Jochen Fahr will recount his unconventional career trajectory — from earning his PhD in biomedical engineering and working in medical and industrial fields, to starting his own award-winning beer business in Turner Valley — at the Alberta Biomedical Engineering Conference this weekend in Banff.

As he'll tell the crowd there, growing cells is growing cells, whether they're stem cells or yeast cells. 

"The principles are really the same," Fahr told the Calgary Eyeopener.

"One is regenerative medicine; the other is degenerative medicine," he said.

A strong tradition and appreciation of German beer has always flowed through Fahr's veins, which is why he was so disappointed with the quality of German beer available to him in Alberta when he first moved here.

Fahr grew up immersed in brewing and agricultural techniques in a small village in Germany, where his father worked at a brewery. By the time he was waist-high, he was riding around on beer trucks, helping his dad with deliveries.

So when he came to Alberta in 2008 for his undergraduate studies, it didn't take long for him to take matters into his own hands.

"Even the beers that they imported from Germany, to me, didn't taste fresh. They didn't taste right. So I started home brewing and put my undergrad degree to use," he said.

Homebrew success

Fahr began entering his homebrewed beer in competitions, and, to his surprise, he started winning.

In 2013, he and his then fiancee, Heather, were deep in the midst of wedding planning when he entered the Russell Brewing's Golden Stag Home Brewing Contest in B.C.

His entry, a German wheat ale titled "Maybe the Wedding Beer," took home the grand prize that year, so he renamed it "Definitely the Wedding Beer," he said.

True to form, he served it at his wedding reception. It was a hit there, too.

Authentic German beer

In many ways, Fahr's brewing journey has been a return to his roots. Rather than explore boutique craft brewing, he specializes in authentic German beers, like hefeweizens, dunkelweizens and pilsners. 

And his brews have found international success. At the 2019 World Beer Awards in London, his hefeweizen won best in Canada and his pilsner won silver in Canada. 

Fahr said part of why he picked Turner Valley as his brewing base is because it reminds him of the 300-resident village where he grew up in Germany, in the foothills of the Alps.

"You can take a boy out of the small town, but you cannot take the small town out of a boy, and politics in small towns are the same whether you're in Canada or in Germany."

Fahr said it took him just eight days to get a development permit for his brewery, called Brauerie Fahr, and Turner Valley's mayor actually introduced him to his current landowner.

"To me, it's a whole matter of community, and the way the town embraced it, and the way the town council also embraced it … they could have given me a lot more roadblocks than they actually did," he said.

Translatable skills

Fahr has no regrets about his decision to launch his own beer business.

"I'm a lot happier. I keep saying PhD stands for 'Press here, dummy' or 'permanent head damage' from banging your head against the wall, trying to solve a problem nobody knew existed before," he said, laughing.

But that's more a criticism of the abstract nature of many PhD theses, and not a criticism of the academic training itself, he said.

In fact, Fahr recognizes that his rigorous doctorate program equipped him to be able to succeed as an entrepreneur.

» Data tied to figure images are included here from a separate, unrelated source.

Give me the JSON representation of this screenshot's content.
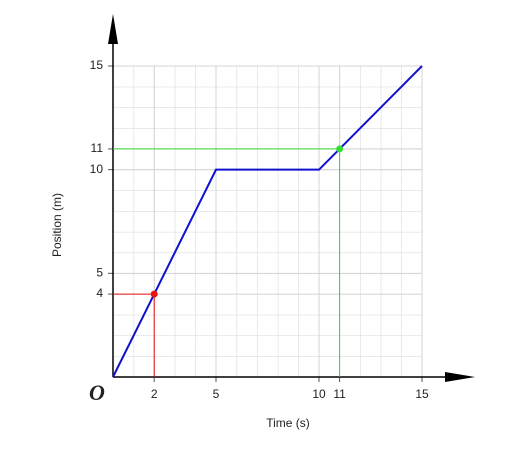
{
  "chart_data": {
    "type": "line",
    "x": [
      0,
      5,
      10,
      15
    ],
    "values": [
      0,
      10,
      10,
      15
    ],
    "color": "#1010d0",
    "highlights": [
      {
        "x": 2,
        "y": 4,
        "color": "#ee1111"
      },
      {
        "x": 11,
        "y": 11,
        "color": "#33dd33"
      }
    ],
    "xlim": [
      0,
      15
    ],
    "ylim": [
      0,
      15
    ],
    "xticks": [
      2,
      5,
      10,
      11,
      15
    ],
    "yticks": [
      4,
      5,
      10,
      11,
      15
    ],
    "xlabel": "Time (s)",
    "ylabel": "Position (m)",
    "origin_label": "O",
    "grid": true
  }
}
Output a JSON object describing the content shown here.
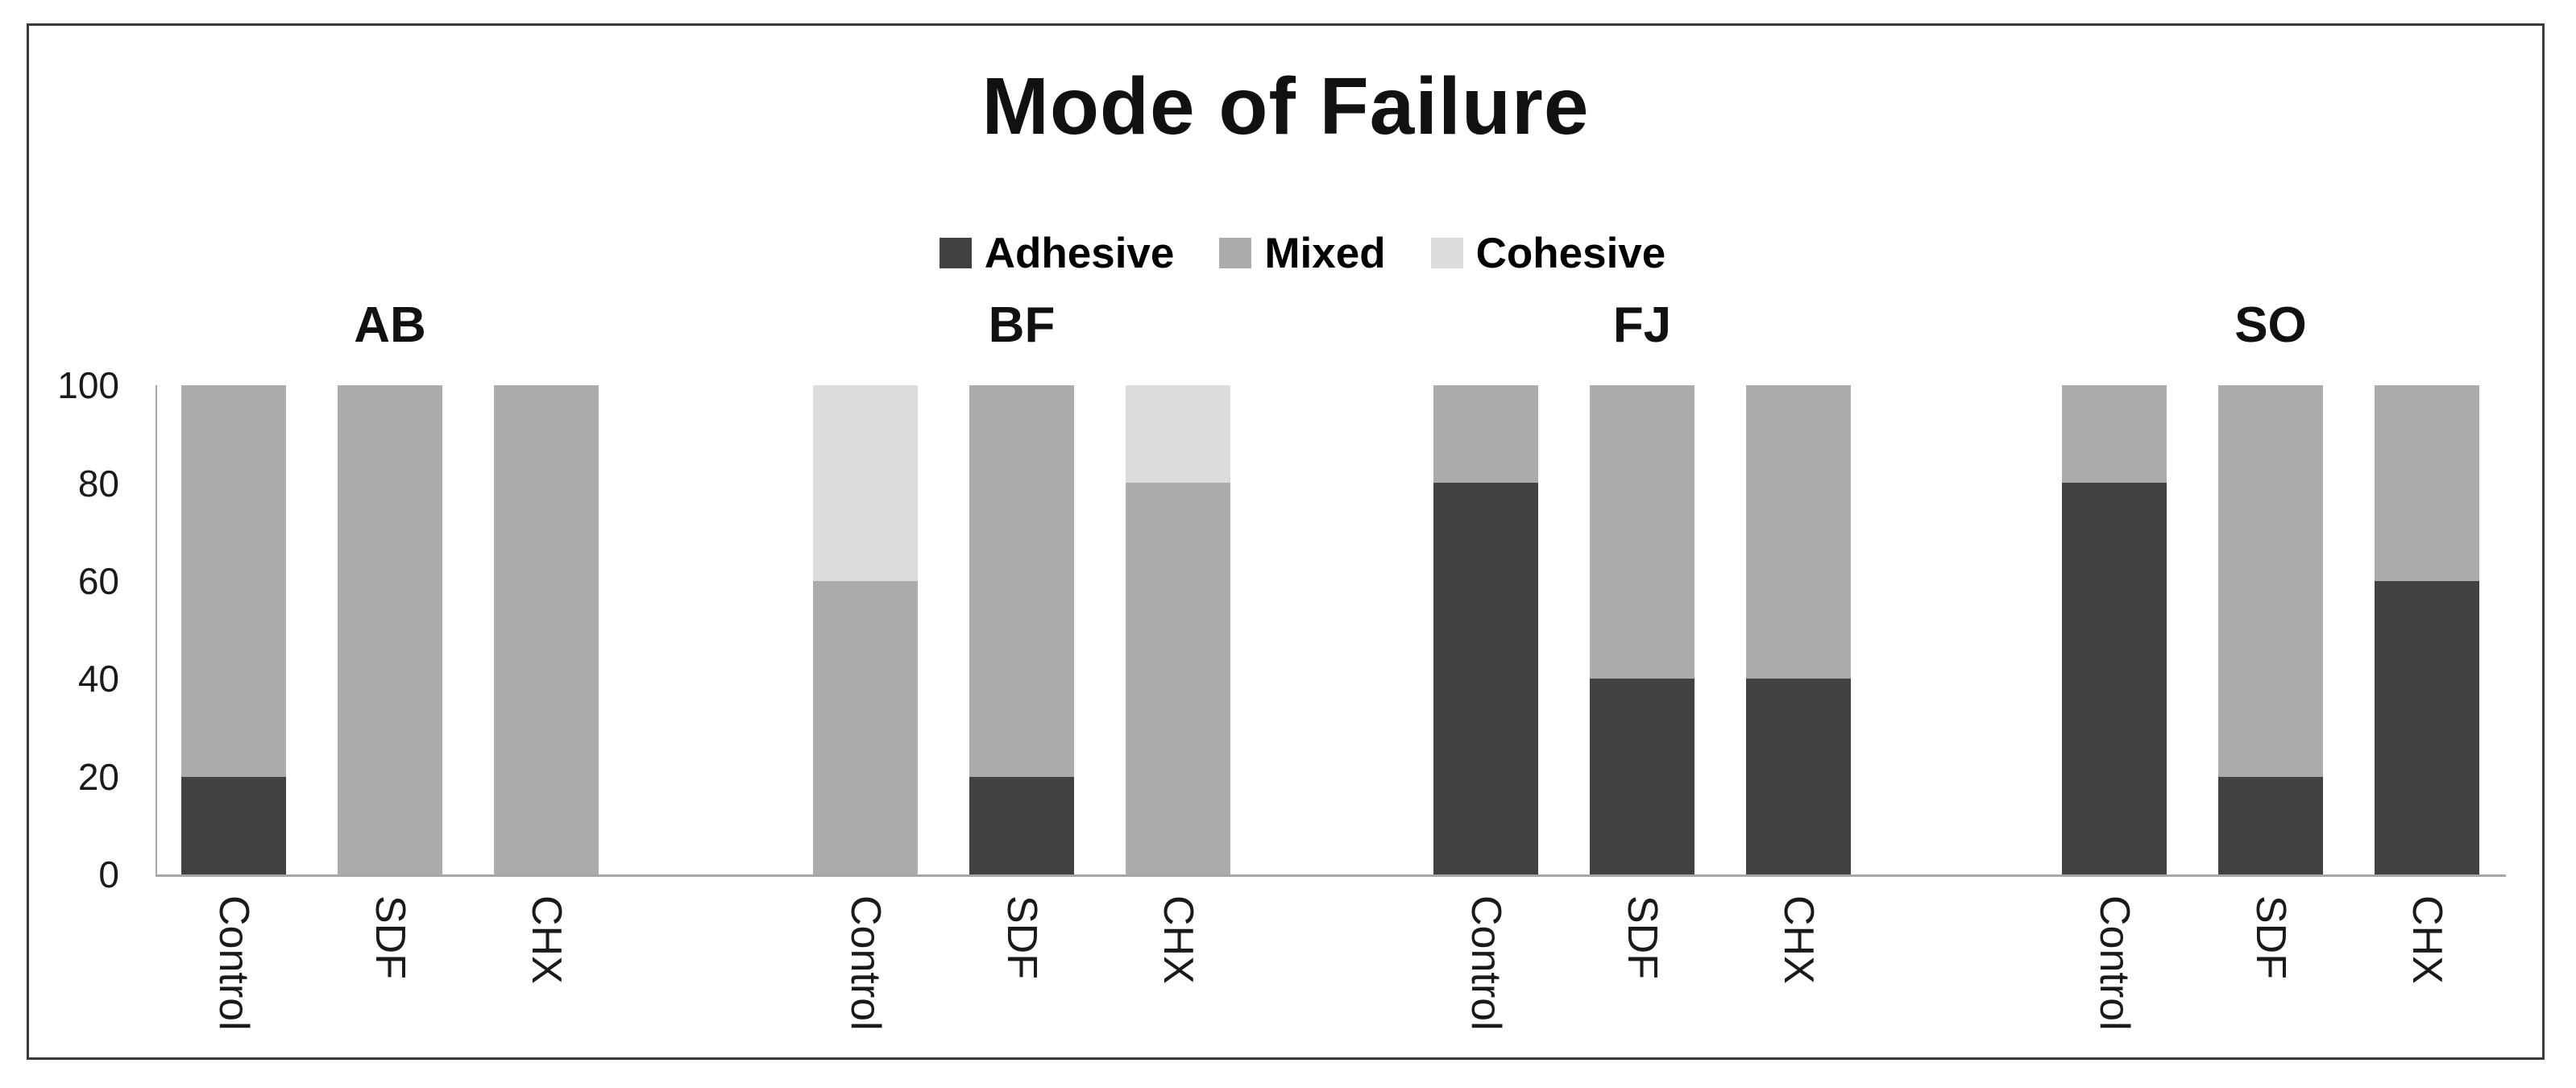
{
  "chart_data": {
    "type": "bar",
    "stacked": true,
    "title": "Mode of Failure",
    "xlabel": "",
    "ylabel": "",
    "ylim": [
      0,
      100
    ],
    "ytick_step": 20,
    "yticks_top_to_bottom": [
      "100",
      "80",
      "60",
      "40",
      "20",
      "0"
    ],
    "grid": "off",
    "legend_position": "top-center",
    "series_order": [
      "Adhesive",
      "Mixed",
      "Cohesive"
    ],
    "series_colors": {
      "Adhesive": "#414141",
      "Mixed": "#ababab",
      "Cohesive": "#dcdcdc"
    },
    "categories": [
      "Control",
      "SDF",
      "CHX"
    ],
    "groups": [
      {
        "label": "AB",
        "bars": [
          {
            "label": "Control",
            "values": {
              "Adhesive": 20,
              "Mixed": 80,
              "Cohesive": 0
            }
          },
          {
            "label": "SDF",
            "values": {
              "Adhesive": 0,
              "Mixed": 100,
              "Cohesive": 0
            }
          },
          {
            "label": "CHX",
            "values": {
              "Adhesive": 0,
              "Mixed": 100,
              "Cohesive": 0
            }
          }
        ]
      },
      {
        "label": "BF",
        "bars": [
          {
            "label": "Control",
            "values": {
              "Adhesive": 0,
              "Mixed": 60,
              "Cohesive": 40
            }
          },
          {
            "label": "SDF",
            "values": {
              "Adhesive": 20,
              "Mixed": 80,
              "Cohesive": 0
            }
          },
          {
            "label": "CHX",
            "values": {
              "Adhesive": 0,
              "Mixed": 80,
              "Cohesive": 20
            }
          }
        ]
      },
      {
        "label": "FJ",
        "bars": [
          {
            "label": "Control",
            "values": {
              "Adhesive": 80,
              "Mixed": 20,
              "Cohesive": 0
            }
          },
          {
            "label": "SDF",
            "values": {
              "Adhesive": 40,
              "Mixed": 60,
              "Cohesive": 0
            }
          },
          {
            "label": "CHX",
            "values": {
              "Adhesive": 40,
              "Mixed": 60,
              "Cohesive": 0
            }
          }
        ]
      },
      {
        "label": "SO",
        "bars": [
          {
            "label": "Control",
            "values": {
              "Adhesive": 80,
              "Mixed": 20,
              "Cohesive": 0
            }
          },
          {
            "label": "SDF",
            "values": {
              "Adhesive": 20,
              "Mixed": 80,
              "Cohesive": 0
            }
          },
          {
            "label": "CHX",
            "values": {
              "Adhesive": 60,
              "Mixed": 40,
              "Cohesive": 0
            }
          }
        ]
      }
    ]
  }
}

"What you get is a skill set of complex problem solving, and being creative in finding solutions," he said.

And that's what his advice is going to be when he speaks in Banff this weekend.

"Just try and be flexible. You don't have to stay in your field. What you learn from that degree in engineering is problem solving, building stuff, coming up with solutions, and it's really beneficial in all other things."


With files from the Calgary Eyeopener.